On peut constater qu’une fois de plus, la psychopédagogie, à travers les rééducateurs, est mal vécue, mal acceptée. ‘ “L’air du temps n’est plus à la psychologie mais à l’efficacité pédagogique, dans le cadre d’un recentrage non avoué de l’école sur la transmission des savoirs. Tel est bien le message que liront les personnels concernés par ce rapport” ’ , peut-on lire dans le journal “Le Monde” du 16 avril 1997, qui en résume bien l’idée forte.

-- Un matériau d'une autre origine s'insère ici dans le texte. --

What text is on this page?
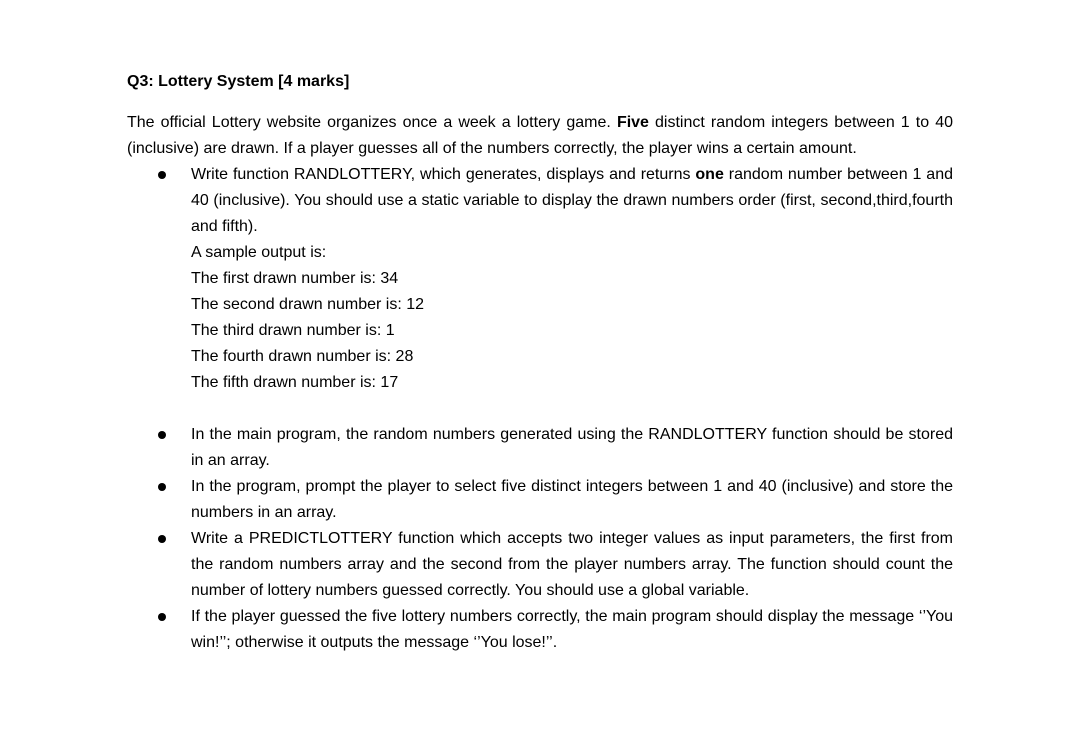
Q3: Lottery System [4 marks]

The official Lottery website organizes once a week a lottery game. Five distinct random integers between 1 to 40 (inclusive) are drawn. If a player guesses all of the numbers correctly, the player wins a certain amount.

Write function RANDLOTTERY, which generates, displays and returns one random number between 1 and 40 (inclusive). You should use a static variable to display the drawn numbers order (first, second,third,fourth and fifth).
A sample output is:
The first drawn number is: 34
The second drawn number is: 12
The third drawn number is: 1
The fourth drawn number is: 28
The fifth drawn number is: 17
In the main program, the random numbers generated using the RANDLOTTERY function should be stored in an array.
In the program, prompt the player to select five distinct integers between 1 and 40 (inclusive) and store the numbers in an array.
Write a PREDICTLOTTERY function which accepts two integer values as input parameters, the first from the random numbers array and the second from the player numbers array. The function should count the number of lottery numbers guessed correctly. You should use a global variable.
If the player guessed the five lottery numbers correctly, the main program should display the message ‘’You win!’’; otherwise it outputs the message ‘’You lose!’’.
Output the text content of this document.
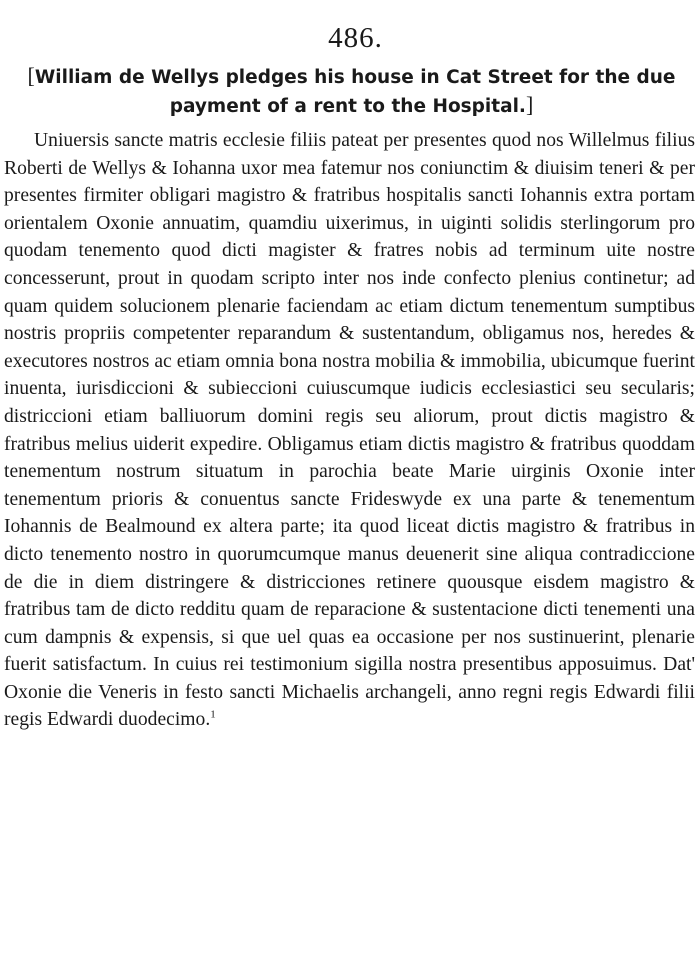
486.
[William de Wellys pledges his house in Cat Street for the due payment of a rent to the Hospital.]

Uniuersis sancte matris ecclesie filiis pateat per presentes quod nos Willelmus filius Roberti de Wellys & Iohanna uxor mea fatemur nos coniunctim & diuisim teneri & per presentes firmiter obligari magistro & fratribus hospitalis sancti Iohannis extra portam orientalem Oxonie annuatim, quamdiu uixerimus, in uiginti solidis sterlingorum pro quodam tenemento quod dicti magister & fratres nobis ad terminum uite nostre concesserunt, prout in quodam scripto inter nos inde confecto plenius continetur; ad quam quidem solucionem plenarie faciendam ac etiam dictum tenementum sumptibus nostris propriis competenter reparandum & sustentandum, obligamus nos, heredes & executores nostros ac etiam omnia bona nostra mobilia & immobilia, ubicumque fuerint inuenta, iurisdiccioni & subieccioni cuiuscumque iudicis ecclesiastici seu secularis; districcioni etiam balliuorum domini regis seu aliorum, prout dictis magistro & fratribus melius uiderit expedire. Obligamus etiam dictis magistro & fratribus quoddam tenementum nostrum situatum in parochia beate Marie uirginis Oxonie inter tenementum prioris & conuentus sancte Frideswyde ex una parte & tenementum Iohannis de Bealmound ex altera parte; ita quod liceat dictis magistro & fratribus in dicto tenemento nostro in quorumcumque manus deuenerit sine aliqua contradiccione de die in diem distringere & districciones retinere quousque eisdem magistro & fratribus tam de dicto redditu quam de reparacione & sustentacione dicti tenementi una cum dampnis & expensis, si que uel quas ea occasione per nos sustinuerint, plenarie fuerit satisfactum. In cuius rei testimonium sigilla nostra presentibus apposuimus. Dat' Oxonie die Veneris in festo sancti Michaelis archangeli, anno regni regis Edwardi filii regis Edwardi duodecimo.$^1$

L'utilisation des concepts psychanalytiques a toujours connu des effets particuliers. On ne peut ici que souligner la force d'attraction-répulsion que la théorie psychanalytique exerce. Une peur semble s'exprimer à travers maintes recommandations et rappels à l'ordre, mises en garde, de la part des instances hiérarchiques en particulier. Georges MAUCO ne disait-il pas, en 1975: ‘ "à plusieurs reprises, l'Education Nationale a pris des mesures contre la pénétration de l'apport psychanalytique, notamment en rejetant vers le médecin tout ce qui n'entrait pas dans le cadre rigide de la pédagogie traditionnelle." ’ (MAUCO, 1975, p. 113). A contrario de ces peurs, le même auteur affirme: ‘ "L'apport psychanalytique, qu'on le veuille ou non, est apport éducatif. Il cherche à résoudre des conflits qui peuvent opposer pulsions et culture. Or l'éducation (...) vise précisément à permettre à l'enfant le développement de son organisme sur tous les plans. Elle doit l'aider à surmonter tout ce qui peut bloquer ce développement. D'autant que l'énergie des pulsions refoulées entraîne des perturbations dans tous les domaines aussi bien physiques qu'intellectuel ou affectif. ’ " (id., p. 159).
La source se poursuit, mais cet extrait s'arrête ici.